As the plane descended, Mina was filled with an inexplicable rush, a dizziness even, and as she pressed her forehead against the pane of the window and gazed down at the lights below, she felt as if she could reach down and swallow that world up. For one brief moment, she felt as if anything could be hers if she wanted it, anything at all. She wanted to jump out of the seat and run, run anywhere fast, it didn't matter where, but she wanted to move, to shout, to announce to everyone that she loved those lights. She wanted to pick them up one by one and put them in her free hair, press them over her body, lightly place them on her tongue and then slowly have them melt inside her, until all of New York was there, giving her warmth and light and actually becoming a part of her, until the lights of that city were stored so safely inside that no one could ever take them away. To have that freedom inside her and have it shine from her eyes for the rest of her life. Forever.
They moved their bags down and waited in line to exit the plane.

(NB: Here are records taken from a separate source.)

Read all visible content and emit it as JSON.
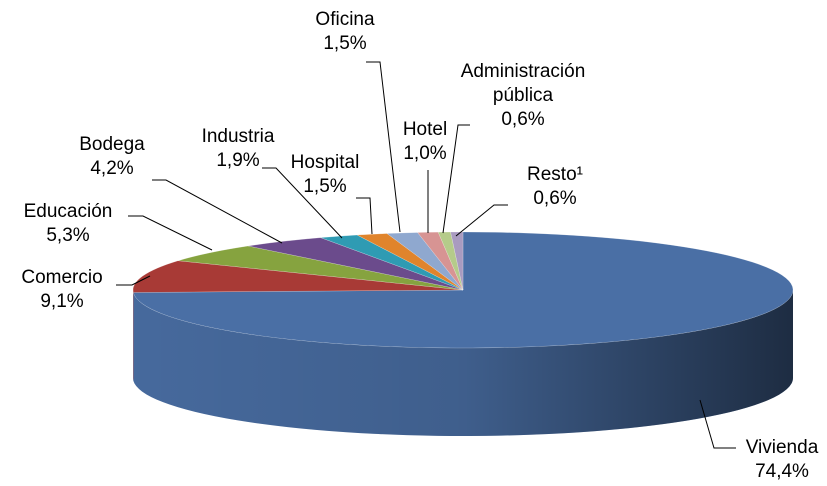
{
  "chart_data": {
    "type": "pie",
    "categories": [
      "Vivienda",
      "Comercio",
      "Educación",
      "Bodega",
      "Industria",
      "Hospital",
      "Oficina",
      "Hotel",
      "Administración pública",
      "Resto¹"
    ],
    "values": [
      74.4,
      9.1,
      5.3,
      4.2,
      1.9,
      1.5,
      1.5,
      1.0,
      0.6,
      0.6
    ],
    "value_labels": [
      "74,4%",
      "9,1%",
      "5,3%",
      "4,2%",
      "1,9%",
      "1,5%",
      "1,5%",
      "1,0%",
      "0,6%",
      "0,6%"
    ],
    "colors": [
      "#4a6fa5",
      "#a83a36",
      "#86a33f",
      "#6b4b8c",
      "#2f9bb3",
      "#e0842c",
      "#8fa8cf",
      "#d79493",
      "#b5cb8a",
      "#a99bc0"
    ]
  }
}
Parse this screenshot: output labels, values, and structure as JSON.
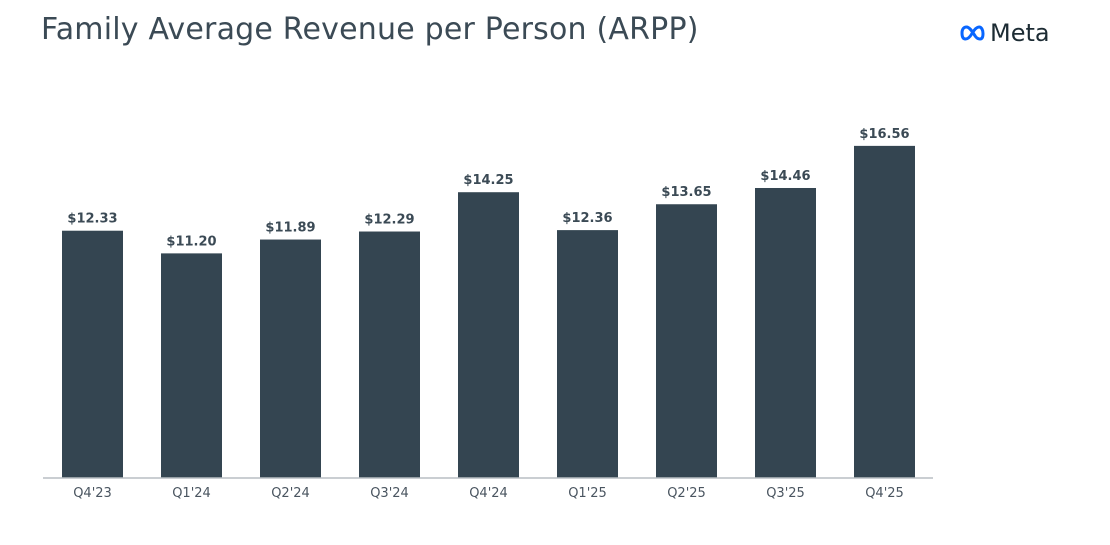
{
  "title": "Family Average Revenue per Person (ARPP)",
  "logo": {
    "text": "Meta",
    "icon": "meta-infinity-logo",
    "color": "#0866ff"
  },
  "chart_data": {
    "type": "bar",
    "title": "Family Average Revenue per Person (ARPP)",
    "categories": [
      "Q4'23",
      "Q1'24",
      "Q2'24",
      "Q3'24",
      "Q4'24",
      "Q1'25",
      "Q2'25",
      "Q3'25",
      "Q4'25"
    ],
    "values": [
      12.33,
      11.2,
      11.89,
      12.29,
      14.25,
      12.36,
      13.65,
      14.46,
      16.56
    ],
    "data_labels": [
      "$12.33",
      "$11.20",
      "$11.89",
      "$12.29",
      "$14.25",
      "$12.36",
      "$13.65",
      "$14.46",
      "$16.56"
    ],
    "xlabel": "",
    "ylabel": "",
    "ylim": [
      0,
      18
    ],
    "grid": false,
    "bar_color": "#344551",
    "axis_color": "#b8bec3"
  }
}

People coughed. The murmurs, the hiccups, the sneezesâwould they all begin to sound different now? Mina pushed a strand of hair back from her face and looked ahead. Darya was right in front of her, her back concealing Mina's view. Mina tightened her grip on her carry-on bag and felt her heart pounding. They were about to enter the lights. If she could draw those lights, she would. If she could draw them for the rest of her life, she would.